As for which company is responsible for selling off the bikes and scooters for scrap, Lime says it wasn’t them. “As part of the JUMP acquisition, we took possession of tens of thousands of e-bikes—including the spare parts and tools to fix them—and have already begun to deploy them,” a Lime spokesperson told Motherboard. “We have not recycled any of the JUMP e-bikes in our fleet and are committed to scaling and operating them during this critical time.” The spokesperson added that when the transaction officially closes, Lime plans to work with Uber to “find sustainable ways to donate and re-use any remaining e-bikes in their inventory.”
An Uber spokesperson said the company kept the older models. "We explored donating the remaining, older-model bikes, but given many significant issues—including maintenance, liability, safety concerns, and a lack of consumer-grade charging equipment—we decided the best approach was to responsibly recycle them."

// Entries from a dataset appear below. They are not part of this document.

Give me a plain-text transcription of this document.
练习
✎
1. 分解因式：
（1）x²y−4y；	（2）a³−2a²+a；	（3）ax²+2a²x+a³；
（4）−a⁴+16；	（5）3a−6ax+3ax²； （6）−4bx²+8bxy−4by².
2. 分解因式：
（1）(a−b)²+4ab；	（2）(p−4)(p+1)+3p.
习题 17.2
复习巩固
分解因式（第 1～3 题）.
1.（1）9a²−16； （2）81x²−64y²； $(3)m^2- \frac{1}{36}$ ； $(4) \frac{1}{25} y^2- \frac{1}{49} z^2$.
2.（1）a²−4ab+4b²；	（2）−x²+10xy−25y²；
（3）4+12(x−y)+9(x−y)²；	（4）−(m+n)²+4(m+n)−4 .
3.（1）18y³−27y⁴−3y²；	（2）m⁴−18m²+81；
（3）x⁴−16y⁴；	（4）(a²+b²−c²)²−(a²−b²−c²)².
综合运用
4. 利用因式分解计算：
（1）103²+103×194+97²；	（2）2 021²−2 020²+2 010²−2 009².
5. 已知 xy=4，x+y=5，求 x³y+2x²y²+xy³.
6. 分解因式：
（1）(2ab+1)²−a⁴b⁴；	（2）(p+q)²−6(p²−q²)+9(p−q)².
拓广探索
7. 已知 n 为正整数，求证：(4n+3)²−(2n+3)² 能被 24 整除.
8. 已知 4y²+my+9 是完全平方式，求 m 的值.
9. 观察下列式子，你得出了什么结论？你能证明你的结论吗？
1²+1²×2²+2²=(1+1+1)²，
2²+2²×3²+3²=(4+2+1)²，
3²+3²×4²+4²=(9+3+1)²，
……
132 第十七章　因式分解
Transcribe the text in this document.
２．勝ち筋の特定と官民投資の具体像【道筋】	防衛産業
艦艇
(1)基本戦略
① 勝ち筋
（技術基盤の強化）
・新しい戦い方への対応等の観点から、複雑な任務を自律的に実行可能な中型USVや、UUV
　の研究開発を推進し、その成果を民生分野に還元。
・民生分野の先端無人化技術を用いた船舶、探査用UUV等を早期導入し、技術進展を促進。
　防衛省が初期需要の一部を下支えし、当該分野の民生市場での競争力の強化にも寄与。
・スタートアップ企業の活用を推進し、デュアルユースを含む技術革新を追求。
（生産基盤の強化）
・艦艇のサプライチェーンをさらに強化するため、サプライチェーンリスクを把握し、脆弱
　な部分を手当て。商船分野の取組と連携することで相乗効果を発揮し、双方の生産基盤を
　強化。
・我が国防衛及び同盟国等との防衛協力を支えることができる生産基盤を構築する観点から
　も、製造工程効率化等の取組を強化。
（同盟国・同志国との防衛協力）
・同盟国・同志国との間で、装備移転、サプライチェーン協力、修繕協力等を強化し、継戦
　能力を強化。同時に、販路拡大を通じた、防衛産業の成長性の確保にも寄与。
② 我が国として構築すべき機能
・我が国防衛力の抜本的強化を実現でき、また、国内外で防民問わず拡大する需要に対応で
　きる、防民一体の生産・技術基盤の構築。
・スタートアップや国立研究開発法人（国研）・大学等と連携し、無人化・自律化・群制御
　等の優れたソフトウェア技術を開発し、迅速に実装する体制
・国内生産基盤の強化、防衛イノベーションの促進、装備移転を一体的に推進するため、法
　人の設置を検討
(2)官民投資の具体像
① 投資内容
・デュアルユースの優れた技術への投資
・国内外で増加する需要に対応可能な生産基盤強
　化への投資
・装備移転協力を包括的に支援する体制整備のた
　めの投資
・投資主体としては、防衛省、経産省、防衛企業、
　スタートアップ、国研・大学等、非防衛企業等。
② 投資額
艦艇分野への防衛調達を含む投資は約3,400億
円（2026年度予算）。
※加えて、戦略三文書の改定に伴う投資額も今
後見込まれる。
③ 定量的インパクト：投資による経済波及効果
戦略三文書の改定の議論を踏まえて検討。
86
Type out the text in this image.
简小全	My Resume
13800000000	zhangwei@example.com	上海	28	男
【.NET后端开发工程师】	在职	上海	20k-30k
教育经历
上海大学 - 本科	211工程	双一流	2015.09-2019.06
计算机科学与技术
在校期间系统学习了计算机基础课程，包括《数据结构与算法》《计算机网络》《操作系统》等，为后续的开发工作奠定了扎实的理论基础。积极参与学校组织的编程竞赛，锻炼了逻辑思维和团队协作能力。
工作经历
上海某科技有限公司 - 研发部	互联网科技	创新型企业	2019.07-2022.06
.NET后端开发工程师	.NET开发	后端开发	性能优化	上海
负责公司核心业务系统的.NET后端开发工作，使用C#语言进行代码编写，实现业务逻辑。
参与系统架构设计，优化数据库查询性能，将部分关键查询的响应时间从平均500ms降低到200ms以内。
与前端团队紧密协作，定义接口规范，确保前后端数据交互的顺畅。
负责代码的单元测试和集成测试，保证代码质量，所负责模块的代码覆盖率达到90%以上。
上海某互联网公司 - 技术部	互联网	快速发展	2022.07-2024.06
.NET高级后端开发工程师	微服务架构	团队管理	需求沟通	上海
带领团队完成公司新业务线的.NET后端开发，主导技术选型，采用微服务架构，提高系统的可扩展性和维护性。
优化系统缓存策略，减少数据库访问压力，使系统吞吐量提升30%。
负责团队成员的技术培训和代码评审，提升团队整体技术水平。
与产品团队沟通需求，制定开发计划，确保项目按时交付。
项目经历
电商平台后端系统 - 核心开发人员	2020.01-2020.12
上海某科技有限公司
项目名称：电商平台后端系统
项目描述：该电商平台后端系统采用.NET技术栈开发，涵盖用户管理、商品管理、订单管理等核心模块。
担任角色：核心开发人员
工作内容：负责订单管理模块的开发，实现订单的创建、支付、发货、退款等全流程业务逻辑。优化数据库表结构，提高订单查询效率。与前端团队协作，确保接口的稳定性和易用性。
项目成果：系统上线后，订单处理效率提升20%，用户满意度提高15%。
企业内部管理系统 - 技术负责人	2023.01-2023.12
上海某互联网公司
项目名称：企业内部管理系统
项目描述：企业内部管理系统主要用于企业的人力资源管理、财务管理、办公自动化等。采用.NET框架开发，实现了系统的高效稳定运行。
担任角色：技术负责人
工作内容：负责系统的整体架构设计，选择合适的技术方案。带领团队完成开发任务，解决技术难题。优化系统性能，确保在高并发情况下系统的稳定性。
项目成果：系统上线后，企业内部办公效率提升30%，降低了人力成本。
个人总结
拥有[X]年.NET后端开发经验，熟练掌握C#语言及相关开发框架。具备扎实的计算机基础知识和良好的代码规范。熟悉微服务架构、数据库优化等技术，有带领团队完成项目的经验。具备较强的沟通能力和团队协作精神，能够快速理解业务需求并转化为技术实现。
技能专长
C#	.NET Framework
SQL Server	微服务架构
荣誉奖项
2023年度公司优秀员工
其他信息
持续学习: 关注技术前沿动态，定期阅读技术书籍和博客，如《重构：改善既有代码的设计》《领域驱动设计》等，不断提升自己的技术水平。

The man at Foss Recycling told Motherboard their contract is not with either Uber or Lime, but with a company called Blue Sky Trading, which is removing and keeping the electronic and battery components. After that, the man said the bikes and scooters will “be shredded through the auto shredder, and the metal will be distributed out from there.”
The mass bike and scooter destruction, especially when demand for biking is at such a height, is yet another piece of evidence that the well-intentioned goals of micromobility workers who believed they were working to promote sustainable transportation does not ultimately align with the goals of the companies they worked for. Last month, Bird laid off more than 400 employees, some of whom openly questioned whether the company could ever achieve the grand vision it sold to investors.
For his part, the former JUMP employee sees this as yet another lost opportunity. “An amazing COVID e-bike program could've done so much good and instead we have horrific images of bikes being eaten by the Claw at the dump. It's a shameful nightmare.”